Heaps is written on this weblog about “Poststratification”. Andrew addresses it formally with a “Mister“. However once I realized it from Alan Zaslavsky’s course it was casually simply “Poststratification”. On the time it sounded to me like injury management after we forgot to stratify.
- “Stratification” = divide the inhabitants into strata (i.e. teams) based mostly on some variables X. To not reinforce social hierarchies, however to intention for representativeness. If we stratify earlier than choosing the pattern, we will take a pattern in every stratum for representativeness.
- “Publish” = divide the inhabitants into strata solely after the pattern is already chosen.
Fancy graphics from a DOL video I labored on:
How can Poststratification assist ?
Suppose we need to estimate E[Y], the inhabitants imply. However we solely have Y within the survey pattern. For instance, suppose Y is voting Republican. We will use the pattern imply, ybar = Ehat[Y | sample] (I don’t know LaTeX on this weblog).
However our pattern imply is conditional on being sampled. And what if survey-takers are roughly Republican than the inhabitants ? As Joe Blitzstein teaches us: “Conditioning is the soul of statistics.” Conditioning on being sampled may bias our estimate. However possibly extra conditioning may also in some way assist us ?! Joe taught me to strive conditioning at any time when I get caught.
If now we have inhabitants information on X, e.g. racial group, then we will estimate Republican vote share conditional on racial group E[Y|X] and combination in keeping with the recognized distribution of racial teams, invoking the regulation of complete expectation (Joe’s favourite): E[Y] = E[E[Y|X]]. So if our pattern has the mistaken distribution of racial teams, no less than we repair that with some calibration. Changing “E” with estimates “Ehat”, poststratification estimates E[Y] with E[Ehat[Y | X, sample]].
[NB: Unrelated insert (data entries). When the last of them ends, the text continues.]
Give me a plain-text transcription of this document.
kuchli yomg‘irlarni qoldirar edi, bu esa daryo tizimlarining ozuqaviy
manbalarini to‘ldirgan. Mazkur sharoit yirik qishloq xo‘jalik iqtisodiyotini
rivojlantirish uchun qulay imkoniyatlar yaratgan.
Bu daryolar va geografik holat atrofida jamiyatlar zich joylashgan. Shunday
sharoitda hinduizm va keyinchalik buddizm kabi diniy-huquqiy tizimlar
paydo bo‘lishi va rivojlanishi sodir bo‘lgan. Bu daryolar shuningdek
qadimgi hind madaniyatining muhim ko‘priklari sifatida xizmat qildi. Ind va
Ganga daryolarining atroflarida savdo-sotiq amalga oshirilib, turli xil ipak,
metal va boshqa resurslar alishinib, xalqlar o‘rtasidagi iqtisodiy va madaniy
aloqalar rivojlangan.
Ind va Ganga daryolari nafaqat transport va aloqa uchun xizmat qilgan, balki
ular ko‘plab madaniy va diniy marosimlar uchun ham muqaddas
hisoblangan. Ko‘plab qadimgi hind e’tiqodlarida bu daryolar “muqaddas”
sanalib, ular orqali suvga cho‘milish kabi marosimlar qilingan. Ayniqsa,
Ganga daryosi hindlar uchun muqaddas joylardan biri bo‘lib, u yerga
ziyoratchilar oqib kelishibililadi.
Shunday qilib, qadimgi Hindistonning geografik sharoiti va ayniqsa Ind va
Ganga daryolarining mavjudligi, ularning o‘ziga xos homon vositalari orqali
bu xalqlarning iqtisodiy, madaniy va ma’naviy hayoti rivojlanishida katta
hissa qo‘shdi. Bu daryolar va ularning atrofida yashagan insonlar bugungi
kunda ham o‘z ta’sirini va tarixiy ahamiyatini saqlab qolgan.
When our estimate of E[Y|X] is the pattern imply of Y for people with that X, the mixture estimate is classical poststratification, yhat_PS. When our estimate of E[Y|X] is predicated on a mannequin that regularizes throughout X, the mixture estimate is Multilevel Regression (“Mister“) and Poststratification, yhat_MRP. Gelman 2007 exhibits how yhat_MRP is a shrinkage of yhat_PS in direction of ybar.
Which estimate is greatest for estimating E[Y] ? ybar, yhat_PS, or yhat_MRP ?
As Kuh et al 2023 write:
it isn’t particular person predictions that must be good, however quite the aggregations of those particular person estimates.
A parallel strategy is thru simulation research—for larger realism, these can usually be constructed utilizing subsamples of precise surveys—in addition to theoretical research of the bias and variance of poststratified estimates with reasonable pattern sizes.